En s’appuyant sur une technique d’analyse moléculaire telle que la chromatographie en phase gazeuse ou sur la spectrométrie de masse, les chercheurs ont pu analyser les traces de cire sur plus de 6 400 tessons de céramiques. Suite complexe de lipides comprenant des n-alcanes et n-alcaloïdes, des acides gras et des esters, la composition de la cire est constante puisqu’elle est génétiquement déterminée par la biochimie de l’insecte. Comme une empreinte digitale, la cire d’abeille est une base fiable qui se dégrade peu au cours du temps et que l’on peut détecter dans les résidus organiques des pièces archéologiques. C’est ce qui a permis aux chercheurs de reconstituer son exploitation par l’Homme dans le temps et l’espace.

Jusqu’à 7 000 ans av. J.-C.

C'est sur des restes de récipients d’Anatolie que Richard Evershed et son équipe ont identifié les plus anciennes traces de cire, datées du septième millénaire av. J-C.

Des traces datant de 5 500 à 4 500 av. J-C. ont aussi été retrouvées sur des poteries provenant de Grèce, Roumanie, Serbie, Afrique du Nord, Autriche, Allemagne et Pologne. De la cire a également été repérée en France et en Slovénie sur des réceptacles plus récents (5 500 à 2 990 av. J-C.). « Tout au long du Néolithique, dès les débuts de l’agriculture, il a existé une exploitation systématique et répandue des produits de la ruche dans ces régions », conclut Martine Regert. Le miel devait être une douceur très recherchée et la cire était en outre un matériau très utile pour des usages variés : confection d’outils (rôle adhésif), rituels, cosmétiques, médecine, calfatage de bateaux, éclairage, cosmétiques, mais aussi tout ce qui concernait l’imperméabilisation des poteries et la conservation.

Des abeilles dans toute l’Europe

Ces infimes traces de cire ont par ailleurs permis de dresser la carte de distribution de l’abeille Apis mellifera, au Néolithique.

Carte de la distribution des abeilles de l'espèce Apis Mellifera qui ont fabriqué les traces de cire retrouvées sur les tessons de poteries.
Carte de la distribution, pendant le Néolithique, des résidus de cire retrouvés sur les tessons de poteries provenant des abeilles de l’espèce Apis Mellifera. Celle-ci englobe une vaste aire géographique du Proche-Orient à la façade atlantique européenne et de l’Afrique du Nord à l’Europe du Nord (Danemark).

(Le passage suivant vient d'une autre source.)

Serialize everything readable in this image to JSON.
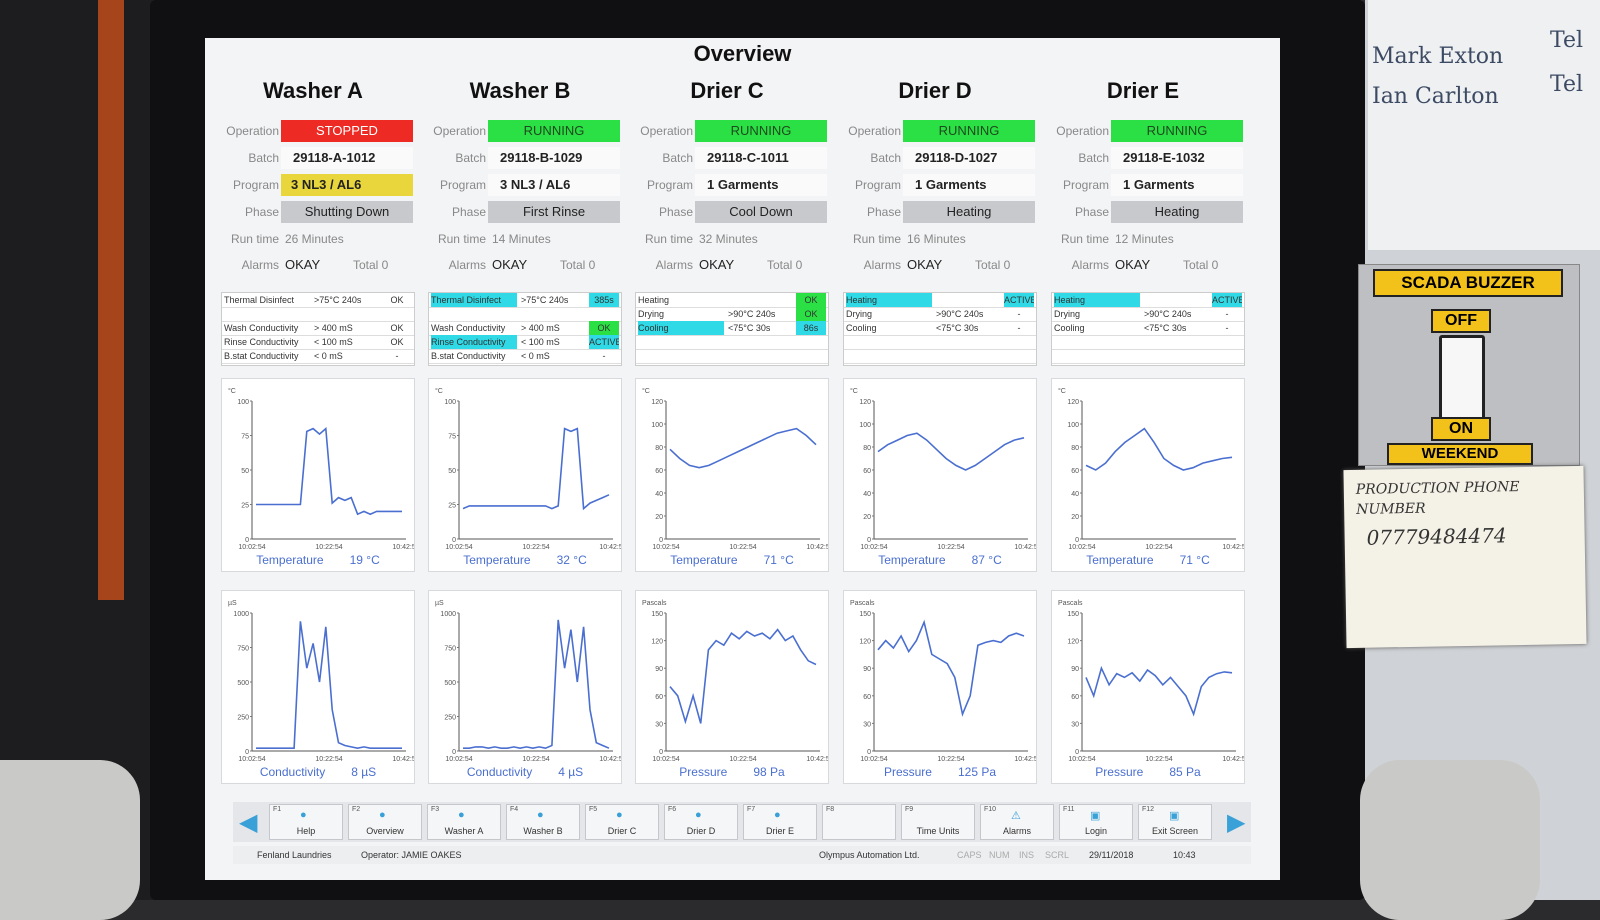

« On peut supposer qu’à cette période, l’abeille n’est pas vraiment domestiquée, mais qu’il existe une certaine maîtrise de la ruche et des essaims. Il sera difficile d'identifier quand la domestication s’est produite, car il n’y a plus trace des ruches et que, dans les céramiques, aucun indice ne permet de distinguer la cire issue d’une ruche domestique de la cire issue d’une ruche sauvage », souligne Martine Regert.

Pour les chercheurs, l’étude est loin d’être terminée, car ces découvertes engendrent une série d'interrogations. Prochaine étape : comprendre la manière dont les produits de la ruche étaient récoltés à l'époque, par quelles personnes – car il faut un savoir-faire spécifique – et quels étaient les réseaux de distribution et les modalités d’échange de ce produit rare et recherché. Les chercheurs devront d'abord caractériser plus finement la cire issue non seulement de la céramique, mais aussi de traces laissées sur d’autres outils.